Orest Lenczyk: Gadocha nie istniał

Trener Śląska Wrocław ponownie tryumfował. W piątek pokonał Legię na Łazienkowskiej i był to dla niego jedenasty mecz bez porażki w roli trenera wrocławian. - Po dwóch ostatnich meczach miałem niedosyt - mówił szkoleniowiec.

Jerzy Mitczuk
Jerzy Mitczuk

Do 28. minuty Śląsk Wrocław w piątkowym spotkaniu z Legią nie istniał. Jak to powiedział Maciej Skorża po meczu: - Gdyby ktoś mi powiedział w 20 minucie, że przegramy to bym nie uwierzył. Jednak już po pierwszej ofensywnej akcji gości padła bramka wyrównująca autorstwa Przemysława Kaźmierczaka. Gdyby nie ten gol, mecz potoczyłby się zdecydowanie inaczej, jednak dzięki temu piłkarze Oresta Lenczyka mogli w dalszej części meczu realizować taktykę, która doprowadziła ich do zwycięstwa.

- Po dwóch ostatnich meczach miałem niedosyt. Dziś paradoksalnie zagraliśmy słabiej, a wygraliśmy. Tak to jednak jest w futbolu - mówił po spotkaniu trener Śląska, który przed meczem Lechii z Jagiellonią traci tylko dwa punkty do czwartych w tabeli gdańszczan. - To dopiero początek, wszystko jest możliwe i Legia jeszcze może być mistrzem Polski. Tabela jest spłaszczona, dwa mecze decydują o tym czy jest się na pierwszym piętrze i wchodzi na dach, czy na parterze i spada do piwnicy - kontynuował najstarszy szkoleniowiec Ekstraklasy.

Śląsk od 71. minuty mógł prowadzić 3:1. Jednak Kaźmierczak nie sprostał zadaniu i przestrzelił karnego. - Wyznaczani są Kaźmierczak, Mila i Diaz. Wydaje mi się, że ten trzeci strzela najlepiej ale nie grał. Dwaj mieli ustalić kto strzela. Na rozgrzewce mieli uderzyć po karnym i Mila strzelił a Kazimierczak nie wiem, czy to zrobił. Przy karnym nie patrzyłem na Kazimierczaka, bo bałem się, że nastąpi pogrom Legii - żartował trener.

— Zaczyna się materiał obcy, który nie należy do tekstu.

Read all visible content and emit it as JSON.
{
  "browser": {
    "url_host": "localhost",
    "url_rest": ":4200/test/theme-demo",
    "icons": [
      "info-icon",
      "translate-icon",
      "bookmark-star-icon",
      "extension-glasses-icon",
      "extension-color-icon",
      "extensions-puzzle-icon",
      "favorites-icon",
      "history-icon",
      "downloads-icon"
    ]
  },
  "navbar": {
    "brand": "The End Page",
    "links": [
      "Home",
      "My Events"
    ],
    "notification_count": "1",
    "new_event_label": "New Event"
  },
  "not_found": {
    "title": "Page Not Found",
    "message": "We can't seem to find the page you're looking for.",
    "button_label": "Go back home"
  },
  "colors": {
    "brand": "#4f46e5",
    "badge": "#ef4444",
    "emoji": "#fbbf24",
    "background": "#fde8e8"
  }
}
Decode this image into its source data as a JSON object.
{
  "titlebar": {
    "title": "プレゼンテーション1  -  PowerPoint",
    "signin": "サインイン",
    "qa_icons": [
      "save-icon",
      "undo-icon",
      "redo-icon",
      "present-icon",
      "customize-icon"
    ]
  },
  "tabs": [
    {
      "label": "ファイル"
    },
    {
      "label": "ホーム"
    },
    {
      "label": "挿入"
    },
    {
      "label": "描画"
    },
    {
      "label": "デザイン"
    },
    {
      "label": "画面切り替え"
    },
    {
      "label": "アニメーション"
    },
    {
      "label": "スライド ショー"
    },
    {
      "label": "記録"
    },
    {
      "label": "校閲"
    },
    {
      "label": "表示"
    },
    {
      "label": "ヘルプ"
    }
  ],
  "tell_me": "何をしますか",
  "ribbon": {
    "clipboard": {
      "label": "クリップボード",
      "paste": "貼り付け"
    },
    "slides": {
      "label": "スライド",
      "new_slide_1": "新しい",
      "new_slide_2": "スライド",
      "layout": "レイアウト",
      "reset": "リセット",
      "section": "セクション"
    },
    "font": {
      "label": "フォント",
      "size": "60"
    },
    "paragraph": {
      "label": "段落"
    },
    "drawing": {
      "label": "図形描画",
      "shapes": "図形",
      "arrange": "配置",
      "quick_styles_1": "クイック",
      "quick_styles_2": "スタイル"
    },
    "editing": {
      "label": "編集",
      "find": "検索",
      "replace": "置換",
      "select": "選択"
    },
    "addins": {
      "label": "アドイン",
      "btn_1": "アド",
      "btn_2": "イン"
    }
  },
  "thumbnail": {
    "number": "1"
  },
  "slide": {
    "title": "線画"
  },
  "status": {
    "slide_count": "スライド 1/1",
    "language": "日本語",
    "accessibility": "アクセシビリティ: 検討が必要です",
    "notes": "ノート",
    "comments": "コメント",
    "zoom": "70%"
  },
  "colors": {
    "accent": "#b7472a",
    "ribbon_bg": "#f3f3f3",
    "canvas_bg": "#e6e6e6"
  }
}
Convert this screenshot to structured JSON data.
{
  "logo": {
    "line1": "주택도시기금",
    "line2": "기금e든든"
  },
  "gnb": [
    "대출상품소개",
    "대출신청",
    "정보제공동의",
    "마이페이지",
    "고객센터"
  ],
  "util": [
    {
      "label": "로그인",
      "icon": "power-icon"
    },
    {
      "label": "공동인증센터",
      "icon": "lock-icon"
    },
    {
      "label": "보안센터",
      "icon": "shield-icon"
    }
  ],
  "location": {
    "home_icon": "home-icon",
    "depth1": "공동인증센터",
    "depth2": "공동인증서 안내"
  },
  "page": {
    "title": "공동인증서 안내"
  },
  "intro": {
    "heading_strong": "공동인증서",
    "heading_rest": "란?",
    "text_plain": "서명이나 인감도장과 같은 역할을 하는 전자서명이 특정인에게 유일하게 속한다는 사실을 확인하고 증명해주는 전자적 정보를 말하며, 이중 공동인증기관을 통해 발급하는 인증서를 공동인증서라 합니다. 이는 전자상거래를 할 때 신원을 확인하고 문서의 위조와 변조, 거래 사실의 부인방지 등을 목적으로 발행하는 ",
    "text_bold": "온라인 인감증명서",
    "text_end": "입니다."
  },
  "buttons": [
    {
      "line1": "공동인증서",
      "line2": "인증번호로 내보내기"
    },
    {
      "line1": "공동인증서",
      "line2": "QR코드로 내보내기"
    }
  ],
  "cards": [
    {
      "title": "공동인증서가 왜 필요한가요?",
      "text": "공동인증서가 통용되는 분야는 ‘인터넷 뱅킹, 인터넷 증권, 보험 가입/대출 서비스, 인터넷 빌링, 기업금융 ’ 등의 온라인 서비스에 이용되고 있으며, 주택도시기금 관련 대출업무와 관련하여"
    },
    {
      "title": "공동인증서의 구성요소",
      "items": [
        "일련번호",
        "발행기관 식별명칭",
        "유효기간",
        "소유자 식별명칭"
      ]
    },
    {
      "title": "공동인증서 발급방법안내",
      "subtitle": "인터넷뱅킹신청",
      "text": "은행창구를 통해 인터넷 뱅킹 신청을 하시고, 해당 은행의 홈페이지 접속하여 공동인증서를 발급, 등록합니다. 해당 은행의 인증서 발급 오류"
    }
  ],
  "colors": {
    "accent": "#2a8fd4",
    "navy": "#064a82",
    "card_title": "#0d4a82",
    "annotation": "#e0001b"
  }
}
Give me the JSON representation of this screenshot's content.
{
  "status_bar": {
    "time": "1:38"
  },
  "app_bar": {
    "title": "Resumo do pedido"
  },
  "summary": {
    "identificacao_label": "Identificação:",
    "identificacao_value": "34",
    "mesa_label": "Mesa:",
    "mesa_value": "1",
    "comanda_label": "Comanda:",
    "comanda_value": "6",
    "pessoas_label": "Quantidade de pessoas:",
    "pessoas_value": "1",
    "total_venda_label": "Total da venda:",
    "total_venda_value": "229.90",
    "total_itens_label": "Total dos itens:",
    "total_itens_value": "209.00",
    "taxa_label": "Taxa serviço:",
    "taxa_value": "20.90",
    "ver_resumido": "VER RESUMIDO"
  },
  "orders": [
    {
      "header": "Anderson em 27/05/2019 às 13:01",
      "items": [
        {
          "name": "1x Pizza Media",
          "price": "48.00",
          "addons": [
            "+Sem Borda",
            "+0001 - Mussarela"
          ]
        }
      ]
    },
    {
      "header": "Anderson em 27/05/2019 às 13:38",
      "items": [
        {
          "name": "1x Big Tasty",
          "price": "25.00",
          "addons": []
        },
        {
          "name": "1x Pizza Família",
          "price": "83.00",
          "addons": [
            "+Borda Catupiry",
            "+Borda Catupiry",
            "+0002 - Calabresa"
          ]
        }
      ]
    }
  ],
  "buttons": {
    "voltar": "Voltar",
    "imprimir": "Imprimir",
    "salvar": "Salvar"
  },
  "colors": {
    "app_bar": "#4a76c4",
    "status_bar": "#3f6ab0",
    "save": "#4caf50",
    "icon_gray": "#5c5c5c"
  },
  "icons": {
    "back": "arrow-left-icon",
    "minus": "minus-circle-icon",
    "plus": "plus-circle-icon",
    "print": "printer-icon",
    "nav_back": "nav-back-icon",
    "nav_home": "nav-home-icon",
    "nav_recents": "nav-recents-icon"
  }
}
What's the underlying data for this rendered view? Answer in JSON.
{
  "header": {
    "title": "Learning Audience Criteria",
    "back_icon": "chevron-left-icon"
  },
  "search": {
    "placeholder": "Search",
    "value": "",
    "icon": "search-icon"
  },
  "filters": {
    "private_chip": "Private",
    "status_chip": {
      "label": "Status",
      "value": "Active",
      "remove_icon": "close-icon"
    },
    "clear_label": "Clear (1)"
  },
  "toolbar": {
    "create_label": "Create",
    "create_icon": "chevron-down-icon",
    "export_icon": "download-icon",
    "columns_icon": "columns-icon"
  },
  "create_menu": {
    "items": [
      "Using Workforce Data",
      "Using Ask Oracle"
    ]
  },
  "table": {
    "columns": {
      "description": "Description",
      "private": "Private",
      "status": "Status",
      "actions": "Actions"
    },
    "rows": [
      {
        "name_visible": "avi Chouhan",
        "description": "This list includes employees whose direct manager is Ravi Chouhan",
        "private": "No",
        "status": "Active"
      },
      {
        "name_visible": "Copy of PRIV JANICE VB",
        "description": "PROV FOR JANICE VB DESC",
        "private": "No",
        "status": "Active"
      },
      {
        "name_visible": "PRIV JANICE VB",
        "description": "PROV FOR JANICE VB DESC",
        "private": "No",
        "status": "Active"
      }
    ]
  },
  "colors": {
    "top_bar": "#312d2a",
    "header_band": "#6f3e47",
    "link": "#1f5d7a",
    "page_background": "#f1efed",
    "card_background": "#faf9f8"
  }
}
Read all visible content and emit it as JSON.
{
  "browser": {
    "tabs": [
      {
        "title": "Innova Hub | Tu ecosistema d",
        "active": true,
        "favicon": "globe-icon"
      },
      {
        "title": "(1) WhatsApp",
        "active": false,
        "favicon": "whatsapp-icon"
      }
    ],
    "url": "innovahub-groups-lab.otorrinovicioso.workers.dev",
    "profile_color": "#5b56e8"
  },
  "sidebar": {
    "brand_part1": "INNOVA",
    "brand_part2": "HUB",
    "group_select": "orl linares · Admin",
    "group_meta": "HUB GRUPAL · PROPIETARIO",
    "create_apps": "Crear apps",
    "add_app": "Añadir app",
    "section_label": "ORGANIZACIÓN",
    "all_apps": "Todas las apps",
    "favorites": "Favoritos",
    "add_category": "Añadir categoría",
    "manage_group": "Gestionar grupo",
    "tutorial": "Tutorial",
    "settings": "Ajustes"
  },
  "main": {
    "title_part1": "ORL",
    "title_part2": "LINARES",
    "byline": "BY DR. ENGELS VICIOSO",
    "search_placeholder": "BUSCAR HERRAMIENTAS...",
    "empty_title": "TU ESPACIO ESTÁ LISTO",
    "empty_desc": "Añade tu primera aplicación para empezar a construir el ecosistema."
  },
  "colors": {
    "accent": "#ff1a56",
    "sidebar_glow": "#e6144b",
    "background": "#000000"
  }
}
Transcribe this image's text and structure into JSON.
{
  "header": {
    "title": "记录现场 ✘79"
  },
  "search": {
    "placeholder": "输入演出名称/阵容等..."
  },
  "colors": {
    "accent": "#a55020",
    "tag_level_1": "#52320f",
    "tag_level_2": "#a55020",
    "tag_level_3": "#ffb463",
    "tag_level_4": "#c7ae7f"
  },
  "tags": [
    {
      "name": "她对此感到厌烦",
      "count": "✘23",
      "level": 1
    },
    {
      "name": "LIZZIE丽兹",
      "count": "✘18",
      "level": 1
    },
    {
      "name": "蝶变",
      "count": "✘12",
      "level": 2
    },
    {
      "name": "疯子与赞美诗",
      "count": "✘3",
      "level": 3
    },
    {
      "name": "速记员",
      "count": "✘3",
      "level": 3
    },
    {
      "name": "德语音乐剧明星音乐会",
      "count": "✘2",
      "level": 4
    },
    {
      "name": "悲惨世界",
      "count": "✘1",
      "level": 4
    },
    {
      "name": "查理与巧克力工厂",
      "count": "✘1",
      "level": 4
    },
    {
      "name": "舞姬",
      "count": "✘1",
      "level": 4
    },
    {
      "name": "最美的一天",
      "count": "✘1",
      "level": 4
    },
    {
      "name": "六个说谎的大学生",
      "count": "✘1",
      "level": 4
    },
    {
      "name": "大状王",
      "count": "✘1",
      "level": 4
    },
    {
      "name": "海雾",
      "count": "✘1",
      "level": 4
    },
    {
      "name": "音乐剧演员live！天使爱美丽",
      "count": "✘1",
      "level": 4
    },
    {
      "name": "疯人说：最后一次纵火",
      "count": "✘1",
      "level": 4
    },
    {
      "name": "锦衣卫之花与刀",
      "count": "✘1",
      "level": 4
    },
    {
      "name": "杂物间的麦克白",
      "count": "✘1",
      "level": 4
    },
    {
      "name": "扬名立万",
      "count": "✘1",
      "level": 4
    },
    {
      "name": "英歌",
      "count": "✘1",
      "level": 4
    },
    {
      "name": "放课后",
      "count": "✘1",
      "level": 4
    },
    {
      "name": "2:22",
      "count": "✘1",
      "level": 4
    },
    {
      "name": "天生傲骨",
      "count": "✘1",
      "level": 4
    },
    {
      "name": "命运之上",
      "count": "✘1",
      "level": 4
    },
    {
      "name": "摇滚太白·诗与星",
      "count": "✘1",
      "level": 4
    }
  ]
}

Szkoleniowiec gości po meczu był wyraźnie zadowolony ze zwycięstwa i chwalił nie tylko swoją drużynę. - Mecz fajny, oprawa super jak na polskie warunki. Mam nadzieję, że to nie mój ostatni mecz na tym stadionie, warto tu przyjechać - mówił. - Czekałem 35 lat by przyjechać na tak wspaniały stadion jak dziś. Atmosfera super, oprawa, aż chce się grać. Mam nadzieję, że kiedyś tu jeszcze przyjadę. Cóż to byłby za mecz gdyby nie było Żylety - dodał.

Na koniec opowiedział także historię ze swojej trenerskiej pracy: - W 70 latach, gdy byłem drugim trenerem Stali Rzeszów pojechałem do Warszawy obejrzeć mecz Legii. Wróciłem do Rzeszowa i zdałem trenerowi sprawozdanie, w którym pisałem: Nowak był najgorszy a na Gadochę trzeba najbardziej uważać. Jak było w meczu? Nowak zdobył przeciwko nam dwie bramki a Gadocha nie istniał - takie jest życie - zakończył Lenczyk.